Besides Catholics, attendees included Methodist and Lutheran ministers, as well as those from Jewish communities.
The event was the first of an annual speaker and reception series at Our Lady of Wisdom and raised $729 in ticket sales that went to their Needy Fund. The fund provides food, transportation and other assistance to students, parishioners and local residents.
Next year, Mamo hopes to expand the audience of the interfaith speaker series with a larger venue.
In addition to Crowley, Mamo identified Richard Siegel, past president of American Civil Liberties Union of Nevada, Howard Rosenberg, past member of the Nevada System of Higher Education Board of Regents, and Randolph Calvo, Roman Catholic Bishop of the Diocese of Reno, as guests at the event.

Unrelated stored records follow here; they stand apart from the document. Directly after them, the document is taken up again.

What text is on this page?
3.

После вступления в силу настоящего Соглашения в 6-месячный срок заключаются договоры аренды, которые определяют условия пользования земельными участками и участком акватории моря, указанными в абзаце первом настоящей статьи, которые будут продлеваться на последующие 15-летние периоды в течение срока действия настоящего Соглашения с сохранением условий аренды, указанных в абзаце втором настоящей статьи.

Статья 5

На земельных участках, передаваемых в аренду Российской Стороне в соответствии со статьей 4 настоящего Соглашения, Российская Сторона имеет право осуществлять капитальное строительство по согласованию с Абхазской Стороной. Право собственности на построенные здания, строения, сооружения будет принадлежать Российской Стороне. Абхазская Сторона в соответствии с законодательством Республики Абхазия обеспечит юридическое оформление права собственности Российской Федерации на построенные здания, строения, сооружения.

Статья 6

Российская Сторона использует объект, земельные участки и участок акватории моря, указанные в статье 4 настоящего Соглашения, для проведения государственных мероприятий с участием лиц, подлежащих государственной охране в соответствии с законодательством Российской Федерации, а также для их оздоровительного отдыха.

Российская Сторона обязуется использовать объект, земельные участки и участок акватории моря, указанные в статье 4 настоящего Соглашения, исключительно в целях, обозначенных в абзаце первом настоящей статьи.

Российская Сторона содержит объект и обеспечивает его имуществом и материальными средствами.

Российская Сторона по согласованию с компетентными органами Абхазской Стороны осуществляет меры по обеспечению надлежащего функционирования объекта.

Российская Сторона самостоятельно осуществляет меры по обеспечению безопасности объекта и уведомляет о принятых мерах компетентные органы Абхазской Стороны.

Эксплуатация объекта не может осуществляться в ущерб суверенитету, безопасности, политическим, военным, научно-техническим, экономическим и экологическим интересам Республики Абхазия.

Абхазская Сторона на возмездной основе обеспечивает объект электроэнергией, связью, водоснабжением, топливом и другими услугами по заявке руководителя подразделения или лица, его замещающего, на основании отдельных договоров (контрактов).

Our Lady of Wisdom Newman Center is a place dedicated to providing a space for students from all backgrounds to interact and have fun while sharing their faith. This year marks the first John and Rita Marschall Newman Presentation, created to refresh a tradition of the old Center for the 21st century.
In 1968, the Newman Center started an interfaith council called the UNR Center for Religion and Life. Crowley, a political science professor at the time, called the council “an extraordinary operation.”
Newman Centers gained their name in honor of Blessed John Henry Newman, who sought to create a religious place where all were welcomed.
During Newman’s lifetime, Catholics had few opportunities to express their faiths at public universities. In 1888, a Catholic Club at Oxford University was renamed in his honor. Over 2,000 Newman Centers exist around the world at public universities today.
“‘Heart speaks to heart,’” was his motto, said Fr. Jack Ryan, pastor of the University of Hawaii Newman Center in Honolulu. Our Lady of Wisdom invited Ryan as the first speaker for the Newman Presentation, held on Feb. 10.
“The more people you can give hope to, the more you’re living the Lord’s mission,” Ryan said.
As a whole, Newman Centers are known for being more progressive in their teachings than traditional church communities. Like Our Lady of Wisdom, many offer ecumenical, or non-denominational, prayers as part of weekly evening activities.
Vatican II, or the Second Vatican Council, were meetings during the early 1960s of bishops and leaders from around the world, which reformed the modern Catholic Church.
The Vatican II, “[allows] for Catholics to pray with other Christian denominations, encouraged friendship with other non-Christian faiths, and opened the door for languages besides Latin to be used during Mass,” said NPR in a report.
“Father John [Marschall] was deeply committed to such re-visioning [of Vatican II],” wrote Larry Marshall, in a program distributed at the Newman Presentation.
In the program, Marshall wrote that Rev. John Marschall and Reverend Dr. John Dodson of the Methodist church created an ecumenical [religiously inclusive] plan for Reno.
With approval from the Protestant community and Catholic Bishop Michael Green, who attended Vatican II, the historic UNR Center for Religion and Life began.
Yet the actions of Green’s successor, Bishop Norman McFarland, an “arch-conservative” according to Crowley, led the group to disband. McFarland spent his ten-year term trying to free the diocese of its debt, reported Press-Telegram. However, by 1977, financial burdens plagued the nonprofit, despite McFarland’s efforts, so he withdrew from funding. By limiting support, the diocese “… strained relations between the center’s Catholic and Protestant supporters,” reported the Reno Gazette-Journal. The ecumenical group ended after a nine-year run.